(Submitted in advance of an April 12 Govt. Ops Committee hearing.)
Dear Members of the Government Operations Committee and Manager DePasquale,
Thank you for having your hearing tomorrow, we are grateful that our City’s approach to boards and commissions is being evaluated. A Better Cambridge believes that changing the way we make appointments can make our boards’ decisions better reflect the needs and values of our diverse population. We also believe that the Cambridge City Council should set clearer rules and guidance for casework, enabling boards to better act in accordance with a shared vision for Cambridge. These unrepresentative boards wield significant power in shaping our City, and we’re hopeful for a more democratic decision-making process.

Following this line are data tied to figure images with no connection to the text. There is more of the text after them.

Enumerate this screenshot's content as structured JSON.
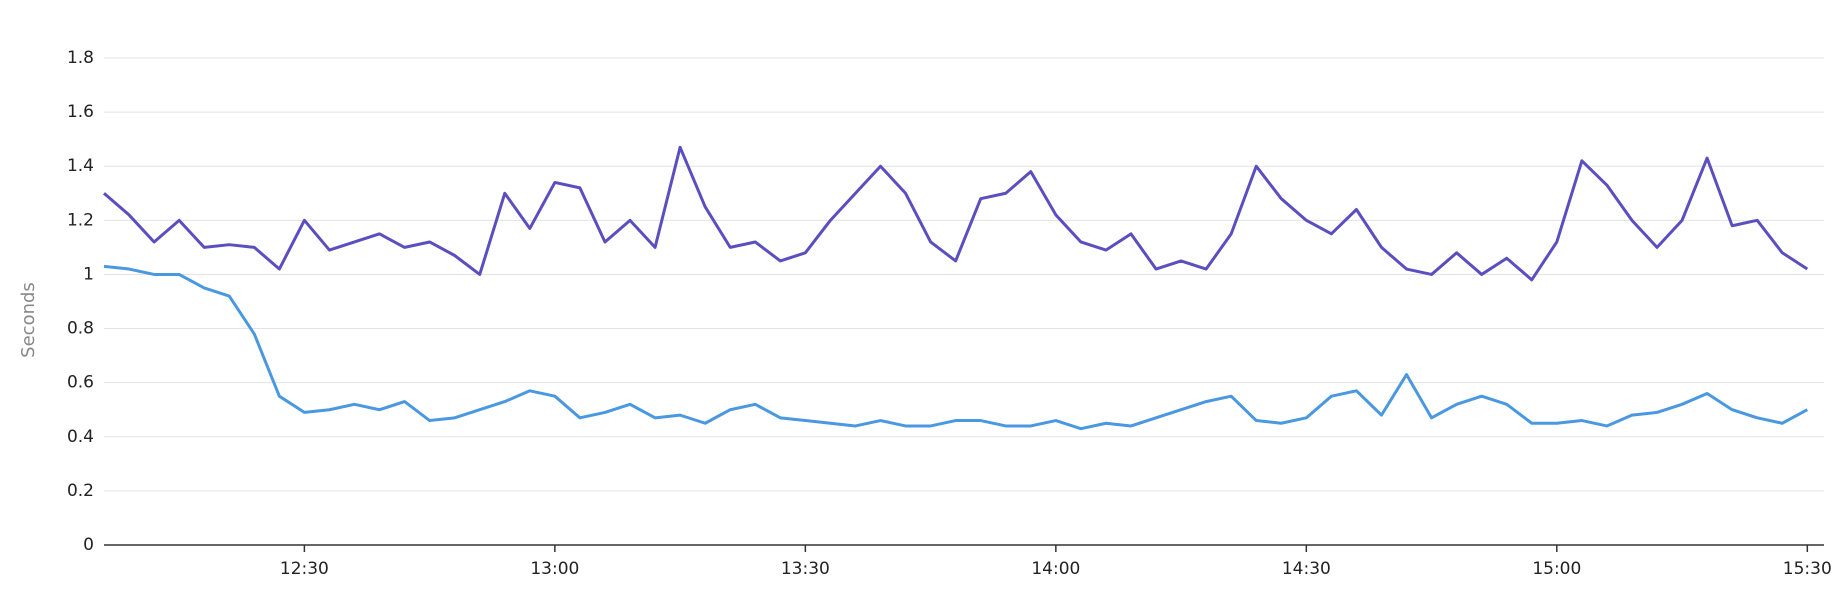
{
  "chart_data": {
    "type": "line",
    "y_label": "Seconds",
    "x": [
      "12:06",
      "12:09",
      "12:12",
      "12:15",
      "12:18",
      "12:21",
      "12:24",
      "12:27",
      "12:30",
      "12:33",
      "12:36",
      "12:39",
      "12:42",
      "12:45",
      "12:48",
      "12:51",
      "12:54",
      "12:57",
      "13:00",
      "13:03",
      "13:06",
      "13:09",
      "13:12",
      "13:15",
      "13:18",
      "13:21",
      "13:24",
      "13:27",
      "13:30",
      "13:33",
      "13:36",
      "13:39",
      "13:42",
      "13:45",
      "13:48",
      "13:51",
      "13:54",
      "13:57",
      "14:00",
      "14:03",
      "14:06",
      "14:09",
      "14:12",
      "14:15",
      "14:18",
      "14:21",
      "14:24",
      "14:27",
      "14:30",
      "14:33",
      "14:36",
      "14:39",
      "14:42",
      "14:45",
      "14:48",
      "14:51",
      "14:54",
      "14:57",
      "15:00",
      "15:03",
      "15:06",
      "15:09",
      "15:12",
      "15:15",
      "15:18",
      "15:21",
      "15:24",
      "15:27",
      "15:30"
    ],
    "series": [
      {
        "color": "#5b4fc0",
        "values": [
          1.3,
          1.22,
          1.12,
          1.2,
          1.1,
          1.11,
          1.1,
          1.02,
          1.2,
          1.09,
          1.12,
          1.15,
          1.1,
          1.12,
          1.07,
          1.0,
          1.3,
          1.17,
          1.34,
          1.32,
          1.12,
          1.2,
          1.1,
          1.47,
          1.25,
          1.1,
          1.12,
          1.05,
          1.08,
          1.2,
          1.3,
          1.4,
          1.3,
          1.12,
          1.05,
          1.28,
          1.3,
          1.38,
          1.22,
          1.12,
          1.09,
          1.15,
          1.02,
          1.05,
          1.02,
          1.15,
          1.4,
          1.28,
          1.2,
          1.15,
          1.24,
          1.1,
          1.02,
          1.0,
          1.08,
          1.0,
          1.06,
          0.98,
          1.12,
          1.42,
          1.33,
          1.2,
          1.1,
          1.2,
          1.43,
          1.18,
          1.2,
          1.08,
          1.02
        ]
      },
      {
        "color": "#4a98e0",
        "values": [
          1.03,
          1.02,
          1.0,
          1.0,
          0.95,
          0.92,
          0.78,
          0.55,
          0.49,
          0.5,
          0.52,
          0.5,
          0.53,
          0.46,
          0.47,
          0.5,
          0.53,
          0.57,
          0.55,
          0.47,
          0.49,
          0.52,
          0.47,
          0.48,
          0.45,
          0.5,
          0.52,
          0.47,
          0.46,
          0.45,
          0.44,
          0.46,
          0.44,
          0.44,
          0.46,
          0.46,
          0.44,
          0.44,
          0.46,
          0.43,
          0.45,
          0.44,
          0.47,
          0.5,
          0.53,
          0.55,
          0.46,
          0.45,
          0.47,
          0.55,
          0.57,
          0.48,
          0.63,
          0.47,
          0.52,
          0.55,
          0.52,
          0.45,
          0.45,
          0.46,
          0.44,
          0.48,
          0.49,
          0.52,
          0.56,
          0.5,
          0.47,
          0.45,
          0.5
        ]
      }
    ],
    "xlim": [
      "12:06",
      "15:32"
    ],
    "xticks": [
      "12:30",
      "13:00",
      "13:30",
      "14:00",
      "14:30",
      "15:00",
      "15:30"
    ],
    "ylim": [
      0,
      1.8
    ],
    "yticks": [
      0,
      0.2,
      0.4,
      0.6,
      0.8,
      1,
      1.2,
      1.4,
      1.6,
      1.8
    ],
    "grid": true
  }
}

Currently, all three of the major boards which make important land use decisions - the Planning Board, the Board of Zoning Appeals, and the Historical Commission - are dramatically unrepresentative of Cambridge’s diverse population, particularly in age and homeownership status, but also with regards to race and wealth. Therefore, these boards often fail to reflect the perspectives of our city as a whole. With housing unaffordability being the #1 issue facing Cambridge residents, and with land use decisions being so inextricably linked with its causes and solutions, it is critical that these land use boards include voices who experience, understand, and care about the housing crisis.
The City Manager can encourage a more diverse set of volunteers for boards and commissions by:
- Establishing stipends for service on high workload boards;
- Seeking out representatives from under-represented groups and making clear their applications will be taken seriously; and by
- Rotating board membership more often.
The City Council can reduce board workload and more closely align land use outcomes with Cambridge’s values by
- Adjusting our zoning, planning, and neighborhood conservation ordinances to better reflect principles for equitable, sustainable development, and to reduce the number of project-by-project board approvals required to build in Cambridge.
Stipends could cover the cost of childcare during long evening meetings, or help cover lost income for board members earning an hourly wage. Making more people feel welcome on these boards can help increase their diversity. Reducing the number of reappointments will give more people an opportunity to serve and ensure the boards have fresh faces.
Codifying our laws and providing clear guidelines to boards reflecting Cambridge’s current desires for land use will make it easier for boards to make decisions and more likely they’ll make decisions that align with Cambridge’s values. Reducing the number of discretionary approvals in our land use system will not only allow boards to be more thorough in the cases they do take on, it will make serving on boards more attractive by reducing the need to spend large amounts of time preparing for meetings that run late into the night.
As an all-volunteer organization ourselves, we know how important it is to proactively work to avoid the blind spots, biases, and burnout that can emerge in a volunteer-dependent system. Applicants and selected Board members - and, of course, the people of Cambridge served by these boards - deserve a process that works better for everyone.